Winners & Losers

This week’s biggest Winners & Losers

Who’s up and who’s down this week?

New York City Council Member Joe Borelli, who represents Staten Island, tweeted that he wouldn’t have wanted to spend his 40th birthday “anywhere else.” Where did he celebrate? Not the soft sands of Midland Beach, nor Antonio’s Gourmet Salumeria, nor the lawns of Mount Loretto. Borelli wouldn’t want to be anywhere but Crete, as in Greece. And after the week we’ve had in New York City, can you blame him? Republican Rep. Lee Zeldin was attacked with a cat keychain at a campaign event, and way over on the other end of the political spectrum, an online spat between Rep. Alexandria Ocasio-Cortez and state Sen. Jessica Ramos had progressives crying uncle. Wouldn’t we all like to take some time away from it all?


Kathy Hochul -

The Penn Station redevelopment plan is chug, chug, chugging along. Gov. Kathy Hochul’s inherited project gained approval from a key state authority, the once-obscure Public Authorities Control Board. The three-person board suddenly became the talk of the town in 2019 over its role in the Amazon HQ2 debacle in Queens. And it’s back in the spotlight again, giving Hochul a needed thumbs up to move ahead with her controversial plans for Penn Station and the surrounding area.

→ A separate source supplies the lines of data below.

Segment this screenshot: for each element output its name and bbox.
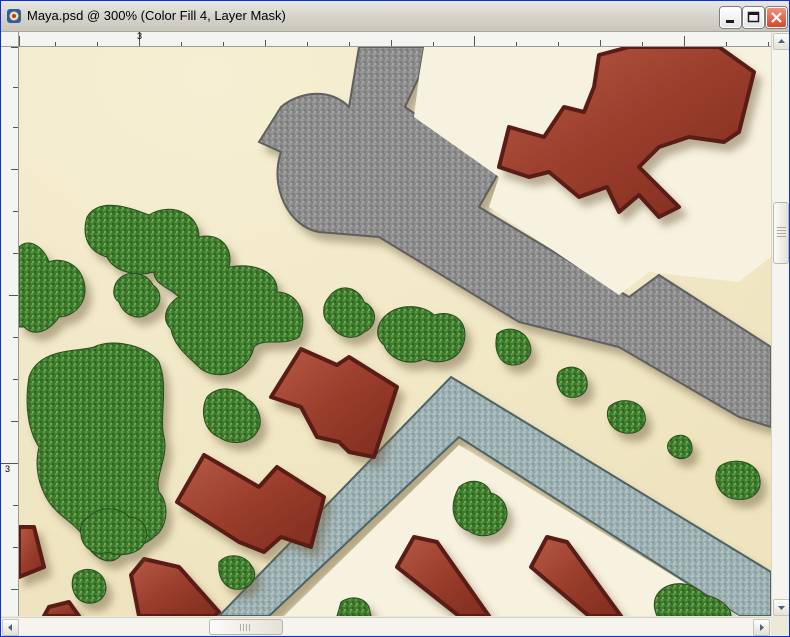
maximize-icon (747, 11, 760, 23)
tree (715, 460, 761, 501)
scroll-up-button[interactable] (773, 33, 789, 50)
scroll-left-arrow-icon (8, 624, 12, 631)
close-button[interactable] (766, 7, 787, 28)
horizontal-scroll-thumb[interactable] (209, 619, 283, 635)
ruler-origin[interactable] (1, 32, 19, 47)
scroll-up-arrow-icon (778, 39, 785, 43)
photoshop-document-icon[interactable] (6, 8, 22, 24)
minimize-icon (726, 20, 734, 23)
scroll-down-button[interactable] (773, 599, 789, 616)
maximize-button[interactable] (743, 7, 764, 28)
close-icon (771, 12, 782, 23)
vertical-scrollbar[interactable] (771, 32, 789, 616)
left-ruler-label: 3 (5, 464, 11, 474)
top-ruler-label: 3 (137, 31, 143, 41)
title-bar[interactable]: Maya.psd @ 300% (Color Fill 4, Layer Mas… (1, 1, 789, 32)
scroll-right-arrow-icon (760, 624, 764, 631)
document-window: Maya.psd @ 300% (Color Fill 4, Layer Mas… (0, 0, 790, 637)
vertical-scroll-thumb[interactable] (773, 202, 789, 264)
minimize-button[interactable] (720, 7, 741, 28)
document-canvas[interactable] (19, 47, 771, 616)
map-artwork (19, 47, 771, 616)
tree (71, 568, 107, 604)
resize-corner[interactable] (771, 617, 789, 635)
scroll-right-button[interactable] (753, 619, 770, 636)
scroll-down-arrow-icon (778, 606, 785, 610)
tree (556, 366, 588, 398)
window-title: Maya.psd @ 300% (Color Fill 4, Layer Mas… (27, 8, 286, 23)
tree (667, 434, 693, 460)
vertical-ruler[interactable]: 3 (1, 47, 19, 616)
scroll-left-button[interactable] (2, 619, 19, 636)
horizontal-scrollbar[interactable] (1, 617, 771, 636)
tree (377, 306, 466, 363)
horizontal-ruler[interactable]: 3 (19, 32, 771, 47)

Tamara Tucker, Melanie Kotler, Paul Trust and Sarah Brooks -

Throughout the fallout of the New York City Council’s decision to approve millions of dollars of cuts to the city’s schools, politicians have dominated much of the news cycle with explanations and condemnation. But as the New Yorkers slated to bear the brunt of these cuts have fought to be heard, these parents and teachers scored another victory for students when a Manhattan judge upheld their lawsuit to temporarily block the Education Department from moving forward with the cuts.

Jackie Robinson -

A museum 14 years in the making honoring civil rights leader and Brooklyn Dodger Jackie Robinson finally opened in Manhattan this week. The posthumous honor was celebrated by Robinson’s wife and family, but Robinson’s legacy goes far beyond his shattering of Major League Baseball’s color barrier. The museum was the first in New York City largely dedicated to the civil rights movement, The New York Times reported, and it details Robinson’s expansive contributions to the movement.


Janno Lieber -

The Metropolitan Transportation Authority’s post-pandemic recovery fell victim to a new COVID-19 outbreak that dealt a severe blow to ridership projections, officials announced this week. The MTA previously estimated 77% of riders would return to the transit system by 2022, but levels have only reached 61% of what they were expecting before the pandemic. Now the beleaguered agency must come up with $2.5 billion by 2025, or face service cuts and layoffs.

G. Steven Pigeon -

Former Erie County power broker G. Steven Pigeon was sentenced to four months in the coop for an illegal political donation. The former political consultant pleaded guilty to directing an illegal $25,000 donation from a Canadian businessperson toward then-Gov. Andrew Cuomo’s reelection campaign. He was also sentenced the following day to a year in prison for bribing a state Supreme Court judge. The sentences ended a yearslong legal drama that began in 2016 when Pigeon was first accused of bribing a state judge.

Sandra Doorley -

Monroe County District Attorney Sandra Doorley faces scrutiny for her close involvement in Rep. Lee Zeldin’s gubernatorial campaign and her hesitancy to recuse herself from David G. Jakubonis’ case, who was initially released on charges for second-degree attempted assault, a far cry from what was anticipated by Democrats. Doorley’s messy appointment as co-chair of Zeldin’s campaign indicated that the two remained close. Doorley has since recused herself from the Jakubonis case, but her “casual” attendance at Zeldin’s rallies flouts ethical guidelines.